What is the difference in these two systems?
Currently, the United States has a policy of what critics call “chain migration” and immigration advocates call “family-based immigration.”
The U.S. immigration system is based on sponsorship. A U.S. citizen or legal permanent resident (green card holder) can sponsor relatives from his or her home country to move to the United States.
Spouses and minor children qualify as immediate relatives and do not need to wait for a visa number. For those individuals, there’s no quota, and the U.S. citizen can simply file a petition.
But for brothers, sisters and adult children, the process can be long and difficult.
“It’s extremely difficult … brothers and sisters are at the very end,” said Naomi Tsu, Southern Poverty Law Center deputy legal director. It’s especially hard if the would-be entrants live in countries where there are a lot of immigrants headed to the U.S.
“If you’re talking about sponsoring your brother from the Philippines who is here undocumented for a year, you apply, wait for six to 12 months, let’s say, for the paperwork to be approved,” Tsu said. “Wait for another 20 years for the visa to become available, and he will have to go home, or go back to the Philippines, wait in the Philippines for an additional 10 years for the [immigration] bar to expire so he can enter [the U.S.]”
Stephen Lee, immigration and administrative law professor at the University of California-Irvine, told NPR there are also instances when a relative can be excluded.
“So, for example, if that person is a terrorist, they wouldn’t be able to come to the United States whether or not they were your spouse,” Lee said.
The nonpartisan Migration Policy Institute reports that in 2015, more than 1 million permanent residents were admitted to the U.S. Of that number, 44 percent were immediate relatives of U.S. citizens, and 20 percent entered through a family-sponsored preference. Only 14 percent entered on job-based visas.
Merit-based immigration would reward points based on high-paying job offers, past achievements, English-language ability and education. All that would be taken into account when green card applications are considered.
“It gives points for different characteristics, which are age, the salary you able to command, and how much money you are going to invest in the U.S. economy,” Tsu said.
The higher the score, the more likely an immigrant would be admitted to the United States.
“So, for example, if you get a Nobel Prize, you automatically get 20 points, and you need 30 points to be eligible to apply,” Tsu said.
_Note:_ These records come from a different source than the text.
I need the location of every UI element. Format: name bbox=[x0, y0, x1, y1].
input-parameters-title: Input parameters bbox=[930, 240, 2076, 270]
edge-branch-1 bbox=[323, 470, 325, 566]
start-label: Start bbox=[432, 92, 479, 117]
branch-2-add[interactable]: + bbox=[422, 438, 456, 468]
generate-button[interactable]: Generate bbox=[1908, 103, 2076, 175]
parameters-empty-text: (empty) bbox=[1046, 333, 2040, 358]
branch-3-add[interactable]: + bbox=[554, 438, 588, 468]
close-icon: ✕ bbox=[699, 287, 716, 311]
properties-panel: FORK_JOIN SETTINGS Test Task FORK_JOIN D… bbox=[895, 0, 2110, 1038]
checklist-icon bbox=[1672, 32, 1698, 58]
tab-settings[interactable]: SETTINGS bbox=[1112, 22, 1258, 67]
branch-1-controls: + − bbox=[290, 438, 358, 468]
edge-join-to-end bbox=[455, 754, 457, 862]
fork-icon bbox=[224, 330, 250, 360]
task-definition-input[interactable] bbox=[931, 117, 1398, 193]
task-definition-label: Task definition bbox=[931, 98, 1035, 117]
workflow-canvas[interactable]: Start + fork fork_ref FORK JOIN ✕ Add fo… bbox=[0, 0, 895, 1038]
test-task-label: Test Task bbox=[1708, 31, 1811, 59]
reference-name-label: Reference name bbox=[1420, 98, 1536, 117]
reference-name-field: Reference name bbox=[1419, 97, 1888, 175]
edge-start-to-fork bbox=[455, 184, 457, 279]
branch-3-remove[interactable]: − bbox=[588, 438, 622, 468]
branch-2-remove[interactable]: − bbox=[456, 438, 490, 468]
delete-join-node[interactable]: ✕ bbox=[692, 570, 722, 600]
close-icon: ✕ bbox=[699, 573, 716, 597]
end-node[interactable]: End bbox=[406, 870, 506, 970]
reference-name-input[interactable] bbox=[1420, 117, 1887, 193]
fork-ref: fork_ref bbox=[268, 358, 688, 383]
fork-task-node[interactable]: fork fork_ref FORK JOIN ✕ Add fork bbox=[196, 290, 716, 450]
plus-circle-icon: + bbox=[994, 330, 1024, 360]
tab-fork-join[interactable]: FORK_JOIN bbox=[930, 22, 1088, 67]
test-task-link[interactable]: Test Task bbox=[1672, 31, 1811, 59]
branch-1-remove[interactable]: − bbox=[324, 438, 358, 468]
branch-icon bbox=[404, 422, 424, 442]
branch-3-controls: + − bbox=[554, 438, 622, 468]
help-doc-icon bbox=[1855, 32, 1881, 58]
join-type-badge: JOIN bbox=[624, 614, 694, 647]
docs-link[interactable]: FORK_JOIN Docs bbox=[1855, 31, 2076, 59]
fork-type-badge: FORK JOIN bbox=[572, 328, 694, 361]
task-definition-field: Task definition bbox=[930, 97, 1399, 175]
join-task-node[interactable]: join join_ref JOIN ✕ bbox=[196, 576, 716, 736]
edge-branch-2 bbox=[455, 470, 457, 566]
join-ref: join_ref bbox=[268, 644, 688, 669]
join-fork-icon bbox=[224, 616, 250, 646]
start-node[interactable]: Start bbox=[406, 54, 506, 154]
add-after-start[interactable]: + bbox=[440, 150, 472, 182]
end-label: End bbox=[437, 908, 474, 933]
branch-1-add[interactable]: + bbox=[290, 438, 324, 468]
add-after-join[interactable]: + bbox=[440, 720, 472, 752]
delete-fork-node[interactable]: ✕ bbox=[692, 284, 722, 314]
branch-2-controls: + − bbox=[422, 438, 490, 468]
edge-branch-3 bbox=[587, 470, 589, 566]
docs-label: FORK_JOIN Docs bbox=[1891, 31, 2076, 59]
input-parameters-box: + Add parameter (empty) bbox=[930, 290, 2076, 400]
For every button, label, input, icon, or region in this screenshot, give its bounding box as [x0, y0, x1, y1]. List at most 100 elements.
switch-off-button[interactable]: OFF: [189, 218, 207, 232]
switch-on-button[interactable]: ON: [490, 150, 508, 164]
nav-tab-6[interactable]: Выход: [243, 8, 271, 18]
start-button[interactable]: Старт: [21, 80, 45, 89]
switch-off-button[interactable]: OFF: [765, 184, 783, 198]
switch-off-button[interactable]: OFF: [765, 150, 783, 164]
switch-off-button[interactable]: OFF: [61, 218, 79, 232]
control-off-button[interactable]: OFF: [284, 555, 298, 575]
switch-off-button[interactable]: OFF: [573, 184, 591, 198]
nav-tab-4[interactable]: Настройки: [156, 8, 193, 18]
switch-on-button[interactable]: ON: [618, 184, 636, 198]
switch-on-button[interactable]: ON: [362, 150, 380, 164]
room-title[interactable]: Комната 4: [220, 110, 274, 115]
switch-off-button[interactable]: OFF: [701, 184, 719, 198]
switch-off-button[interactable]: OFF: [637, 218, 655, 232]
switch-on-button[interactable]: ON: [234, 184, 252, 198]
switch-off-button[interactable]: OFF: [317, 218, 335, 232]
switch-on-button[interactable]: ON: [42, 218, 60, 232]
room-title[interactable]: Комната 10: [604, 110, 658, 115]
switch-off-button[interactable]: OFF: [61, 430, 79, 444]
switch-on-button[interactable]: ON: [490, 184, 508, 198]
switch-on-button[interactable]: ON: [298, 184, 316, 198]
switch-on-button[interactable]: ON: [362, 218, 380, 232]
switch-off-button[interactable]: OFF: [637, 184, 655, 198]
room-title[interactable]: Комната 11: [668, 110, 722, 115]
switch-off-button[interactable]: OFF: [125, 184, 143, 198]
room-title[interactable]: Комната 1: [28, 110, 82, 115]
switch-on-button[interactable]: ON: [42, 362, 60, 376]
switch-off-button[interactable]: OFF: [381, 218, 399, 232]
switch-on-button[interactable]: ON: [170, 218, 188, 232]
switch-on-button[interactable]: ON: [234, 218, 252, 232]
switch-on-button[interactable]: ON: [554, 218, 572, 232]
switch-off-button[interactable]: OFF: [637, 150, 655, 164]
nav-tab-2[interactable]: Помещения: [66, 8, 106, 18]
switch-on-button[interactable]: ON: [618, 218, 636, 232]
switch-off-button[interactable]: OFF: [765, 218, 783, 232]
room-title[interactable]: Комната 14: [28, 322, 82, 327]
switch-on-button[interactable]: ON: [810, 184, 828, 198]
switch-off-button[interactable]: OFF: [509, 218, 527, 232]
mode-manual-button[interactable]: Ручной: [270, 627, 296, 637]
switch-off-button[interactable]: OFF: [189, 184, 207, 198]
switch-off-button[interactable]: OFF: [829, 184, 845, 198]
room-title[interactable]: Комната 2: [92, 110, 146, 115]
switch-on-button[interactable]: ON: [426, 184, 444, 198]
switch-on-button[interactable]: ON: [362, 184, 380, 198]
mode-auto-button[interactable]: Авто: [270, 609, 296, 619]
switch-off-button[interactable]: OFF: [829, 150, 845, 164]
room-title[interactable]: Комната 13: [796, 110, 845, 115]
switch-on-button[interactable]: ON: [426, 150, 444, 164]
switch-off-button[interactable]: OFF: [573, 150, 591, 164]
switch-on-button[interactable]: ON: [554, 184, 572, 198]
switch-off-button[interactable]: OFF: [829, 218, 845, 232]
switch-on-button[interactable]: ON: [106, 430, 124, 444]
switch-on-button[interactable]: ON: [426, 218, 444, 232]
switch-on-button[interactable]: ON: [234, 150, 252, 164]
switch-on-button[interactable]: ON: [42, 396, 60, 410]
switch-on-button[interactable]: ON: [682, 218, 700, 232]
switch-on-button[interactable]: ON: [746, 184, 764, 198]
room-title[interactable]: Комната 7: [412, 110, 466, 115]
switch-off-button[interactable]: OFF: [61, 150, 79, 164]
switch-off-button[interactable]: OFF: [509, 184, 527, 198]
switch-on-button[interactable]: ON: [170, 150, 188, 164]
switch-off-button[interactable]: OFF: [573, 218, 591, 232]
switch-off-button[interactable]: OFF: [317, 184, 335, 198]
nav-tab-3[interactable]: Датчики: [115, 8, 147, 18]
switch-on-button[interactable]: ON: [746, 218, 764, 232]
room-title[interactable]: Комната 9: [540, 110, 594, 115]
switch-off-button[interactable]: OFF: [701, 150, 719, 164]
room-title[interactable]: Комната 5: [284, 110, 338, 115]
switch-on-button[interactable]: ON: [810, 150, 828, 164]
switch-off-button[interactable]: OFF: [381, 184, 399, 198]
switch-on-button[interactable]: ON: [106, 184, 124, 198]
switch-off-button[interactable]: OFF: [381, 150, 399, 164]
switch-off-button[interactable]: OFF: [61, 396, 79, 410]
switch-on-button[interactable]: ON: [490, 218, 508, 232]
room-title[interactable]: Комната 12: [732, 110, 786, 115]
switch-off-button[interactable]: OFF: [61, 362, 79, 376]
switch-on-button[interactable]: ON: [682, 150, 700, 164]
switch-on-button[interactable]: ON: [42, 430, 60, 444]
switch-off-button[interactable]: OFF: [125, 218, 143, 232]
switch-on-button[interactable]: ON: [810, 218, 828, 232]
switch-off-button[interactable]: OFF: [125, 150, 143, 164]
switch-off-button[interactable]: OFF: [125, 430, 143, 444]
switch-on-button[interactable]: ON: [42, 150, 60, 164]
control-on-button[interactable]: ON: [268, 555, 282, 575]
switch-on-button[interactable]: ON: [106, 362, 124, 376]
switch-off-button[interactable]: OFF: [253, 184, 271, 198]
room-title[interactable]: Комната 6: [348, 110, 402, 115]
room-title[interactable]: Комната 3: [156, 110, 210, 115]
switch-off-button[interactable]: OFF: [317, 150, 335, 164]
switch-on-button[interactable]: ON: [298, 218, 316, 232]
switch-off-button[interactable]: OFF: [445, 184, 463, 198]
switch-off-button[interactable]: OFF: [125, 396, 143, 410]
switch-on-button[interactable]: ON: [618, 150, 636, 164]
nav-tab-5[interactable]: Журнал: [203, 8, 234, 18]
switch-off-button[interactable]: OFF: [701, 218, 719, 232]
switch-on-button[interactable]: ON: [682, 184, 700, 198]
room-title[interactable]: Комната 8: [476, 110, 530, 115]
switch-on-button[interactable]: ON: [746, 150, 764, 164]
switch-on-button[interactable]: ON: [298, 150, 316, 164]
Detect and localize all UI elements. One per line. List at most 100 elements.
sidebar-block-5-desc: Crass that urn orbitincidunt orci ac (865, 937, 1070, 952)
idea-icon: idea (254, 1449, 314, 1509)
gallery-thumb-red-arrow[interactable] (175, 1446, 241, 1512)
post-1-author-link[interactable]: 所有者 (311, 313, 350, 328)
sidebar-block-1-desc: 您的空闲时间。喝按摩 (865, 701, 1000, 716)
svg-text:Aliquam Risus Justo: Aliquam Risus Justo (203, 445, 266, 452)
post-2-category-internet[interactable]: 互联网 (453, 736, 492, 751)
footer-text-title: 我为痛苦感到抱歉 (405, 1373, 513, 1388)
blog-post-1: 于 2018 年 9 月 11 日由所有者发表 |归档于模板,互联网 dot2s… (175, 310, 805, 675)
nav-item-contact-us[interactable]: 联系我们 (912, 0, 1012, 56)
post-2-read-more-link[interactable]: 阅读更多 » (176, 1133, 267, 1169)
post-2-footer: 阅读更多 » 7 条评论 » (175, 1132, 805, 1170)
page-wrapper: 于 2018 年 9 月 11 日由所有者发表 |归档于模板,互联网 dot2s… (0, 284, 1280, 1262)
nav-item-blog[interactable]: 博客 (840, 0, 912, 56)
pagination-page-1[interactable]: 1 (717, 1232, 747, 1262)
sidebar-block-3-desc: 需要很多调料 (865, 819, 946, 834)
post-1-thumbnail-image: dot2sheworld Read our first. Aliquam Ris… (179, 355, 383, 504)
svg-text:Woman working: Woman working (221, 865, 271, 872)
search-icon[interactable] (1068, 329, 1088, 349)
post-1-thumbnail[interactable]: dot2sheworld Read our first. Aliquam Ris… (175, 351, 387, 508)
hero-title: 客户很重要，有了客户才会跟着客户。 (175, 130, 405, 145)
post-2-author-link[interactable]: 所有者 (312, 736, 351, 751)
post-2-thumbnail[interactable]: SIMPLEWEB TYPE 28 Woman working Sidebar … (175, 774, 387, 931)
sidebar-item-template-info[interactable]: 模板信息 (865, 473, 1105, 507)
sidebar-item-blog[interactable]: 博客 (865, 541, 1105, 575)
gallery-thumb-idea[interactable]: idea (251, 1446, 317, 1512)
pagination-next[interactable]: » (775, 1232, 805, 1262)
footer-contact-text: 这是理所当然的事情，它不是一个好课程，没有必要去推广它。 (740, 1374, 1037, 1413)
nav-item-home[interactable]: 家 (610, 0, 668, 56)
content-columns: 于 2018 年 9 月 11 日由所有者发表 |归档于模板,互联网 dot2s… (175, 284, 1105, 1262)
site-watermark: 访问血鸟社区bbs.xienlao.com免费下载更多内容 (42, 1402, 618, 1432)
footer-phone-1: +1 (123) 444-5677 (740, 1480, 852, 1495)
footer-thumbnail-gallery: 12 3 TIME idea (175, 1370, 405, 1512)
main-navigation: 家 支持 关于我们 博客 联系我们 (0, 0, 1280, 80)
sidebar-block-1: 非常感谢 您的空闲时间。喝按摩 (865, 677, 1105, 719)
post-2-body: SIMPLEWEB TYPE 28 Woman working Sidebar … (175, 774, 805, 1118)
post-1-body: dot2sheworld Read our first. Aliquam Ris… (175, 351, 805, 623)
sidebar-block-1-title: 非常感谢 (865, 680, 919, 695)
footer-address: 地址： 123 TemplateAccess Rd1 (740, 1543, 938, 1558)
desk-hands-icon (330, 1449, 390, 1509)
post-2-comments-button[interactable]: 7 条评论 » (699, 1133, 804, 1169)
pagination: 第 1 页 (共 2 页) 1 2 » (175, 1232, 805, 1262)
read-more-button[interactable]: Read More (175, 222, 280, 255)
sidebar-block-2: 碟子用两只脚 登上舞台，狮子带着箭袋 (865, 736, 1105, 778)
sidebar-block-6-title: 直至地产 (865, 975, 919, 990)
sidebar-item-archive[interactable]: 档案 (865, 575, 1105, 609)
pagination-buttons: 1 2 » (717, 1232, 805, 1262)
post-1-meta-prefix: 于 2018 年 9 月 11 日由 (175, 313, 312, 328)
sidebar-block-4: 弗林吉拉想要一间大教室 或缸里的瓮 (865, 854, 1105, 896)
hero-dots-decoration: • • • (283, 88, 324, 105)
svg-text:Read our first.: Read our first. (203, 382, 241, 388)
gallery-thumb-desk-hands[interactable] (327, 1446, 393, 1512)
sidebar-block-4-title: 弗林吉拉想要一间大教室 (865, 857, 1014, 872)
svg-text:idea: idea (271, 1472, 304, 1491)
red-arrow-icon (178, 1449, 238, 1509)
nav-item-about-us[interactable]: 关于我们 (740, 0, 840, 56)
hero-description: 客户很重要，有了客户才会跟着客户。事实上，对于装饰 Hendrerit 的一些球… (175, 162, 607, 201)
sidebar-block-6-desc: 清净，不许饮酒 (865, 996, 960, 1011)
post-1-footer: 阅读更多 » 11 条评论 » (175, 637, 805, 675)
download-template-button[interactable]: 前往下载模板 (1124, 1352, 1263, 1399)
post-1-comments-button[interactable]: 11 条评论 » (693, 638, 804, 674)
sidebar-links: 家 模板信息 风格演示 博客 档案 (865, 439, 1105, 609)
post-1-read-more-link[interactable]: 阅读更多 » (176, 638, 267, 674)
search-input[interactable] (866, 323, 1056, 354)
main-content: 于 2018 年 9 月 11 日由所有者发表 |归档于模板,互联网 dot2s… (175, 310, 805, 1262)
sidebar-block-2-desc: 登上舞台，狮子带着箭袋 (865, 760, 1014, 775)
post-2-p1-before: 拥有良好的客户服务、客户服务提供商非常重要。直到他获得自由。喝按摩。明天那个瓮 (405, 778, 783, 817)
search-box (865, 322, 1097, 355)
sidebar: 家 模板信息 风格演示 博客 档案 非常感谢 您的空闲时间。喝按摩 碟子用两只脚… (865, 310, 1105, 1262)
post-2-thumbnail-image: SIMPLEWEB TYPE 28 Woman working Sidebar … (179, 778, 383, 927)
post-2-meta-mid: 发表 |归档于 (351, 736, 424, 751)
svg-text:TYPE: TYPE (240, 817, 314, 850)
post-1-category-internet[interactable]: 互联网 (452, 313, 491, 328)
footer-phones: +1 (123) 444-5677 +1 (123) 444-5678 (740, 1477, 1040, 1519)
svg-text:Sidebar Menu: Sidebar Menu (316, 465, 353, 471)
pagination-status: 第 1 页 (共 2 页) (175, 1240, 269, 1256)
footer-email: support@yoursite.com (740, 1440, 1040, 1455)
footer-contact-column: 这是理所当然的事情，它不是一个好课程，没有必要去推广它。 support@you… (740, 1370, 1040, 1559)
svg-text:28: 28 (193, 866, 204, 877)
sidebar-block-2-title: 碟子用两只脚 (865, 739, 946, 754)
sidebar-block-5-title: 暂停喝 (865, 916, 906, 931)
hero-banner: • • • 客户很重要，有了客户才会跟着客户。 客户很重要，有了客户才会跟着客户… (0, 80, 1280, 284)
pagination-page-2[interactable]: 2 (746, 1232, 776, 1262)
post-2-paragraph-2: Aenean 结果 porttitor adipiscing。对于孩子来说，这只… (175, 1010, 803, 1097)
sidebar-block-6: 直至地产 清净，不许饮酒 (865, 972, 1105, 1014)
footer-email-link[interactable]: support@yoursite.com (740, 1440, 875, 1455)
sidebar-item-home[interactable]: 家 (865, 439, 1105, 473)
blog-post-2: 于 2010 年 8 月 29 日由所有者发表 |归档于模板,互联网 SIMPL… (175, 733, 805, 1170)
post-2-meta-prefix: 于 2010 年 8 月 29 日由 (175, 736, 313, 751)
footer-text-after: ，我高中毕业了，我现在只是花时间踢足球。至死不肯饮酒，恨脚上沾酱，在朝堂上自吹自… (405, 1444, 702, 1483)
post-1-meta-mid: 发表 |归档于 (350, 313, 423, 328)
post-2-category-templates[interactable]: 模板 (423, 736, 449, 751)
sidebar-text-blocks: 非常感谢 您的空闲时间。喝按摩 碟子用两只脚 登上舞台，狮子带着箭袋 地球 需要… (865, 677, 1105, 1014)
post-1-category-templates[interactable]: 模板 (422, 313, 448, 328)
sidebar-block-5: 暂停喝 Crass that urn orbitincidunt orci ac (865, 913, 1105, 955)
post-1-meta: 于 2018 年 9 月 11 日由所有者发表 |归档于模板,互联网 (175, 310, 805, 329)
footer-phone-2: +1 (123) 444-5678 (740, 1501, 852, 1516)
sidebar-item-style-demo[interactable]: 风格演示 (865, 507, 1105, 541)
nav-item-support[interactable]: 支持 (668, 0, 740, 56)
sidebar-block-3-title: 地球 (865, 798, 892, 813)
This system would be similar to merit-based immigration systems used by Canada and Australia.
Pros and cons
Proponents of merit-based immigration say the current system lowers wages and discourages assimilation.
A merit-based system would help lower immigration rates and ensure that the immigrants who do come are highly skilled and less likely to need public assistance.
“For decades, the United States was operated and has operated a very low-skill immigration system, issuing record numbers of green cards to low-wage immigrants,” Trump said in August when announcing his support for the RAISE (Reforming American Immigration for a Strong Economy) Act.
The bill, sponsored by Senators David Perdue of Georgia and Tom Cotton of Arkansas, both Republicans, aims to cut legal immigration from 1 million to 500,000 each year, in part, by moving to a merit-based system.
“This [family-based] policy has placed substantial pressure on American workers, taxpayers and community resources,” Trump added.
But critics say the American economy also needs low-skilled workers, and a merit-based system would hurt industries that rely on them.
A merit-based system would also cost the government more because the government would have to review the applications and pay resettlement costs that are currently covered by sponsoring families.
Critics also see the merit-based system as un-American.
“Their proposal abandons the fundamental respect for family, at the heart of our faith, at the heart of who we are as Americans,” House Minority Leader Nancy Pelosi, a California Democrat, said Wednesday.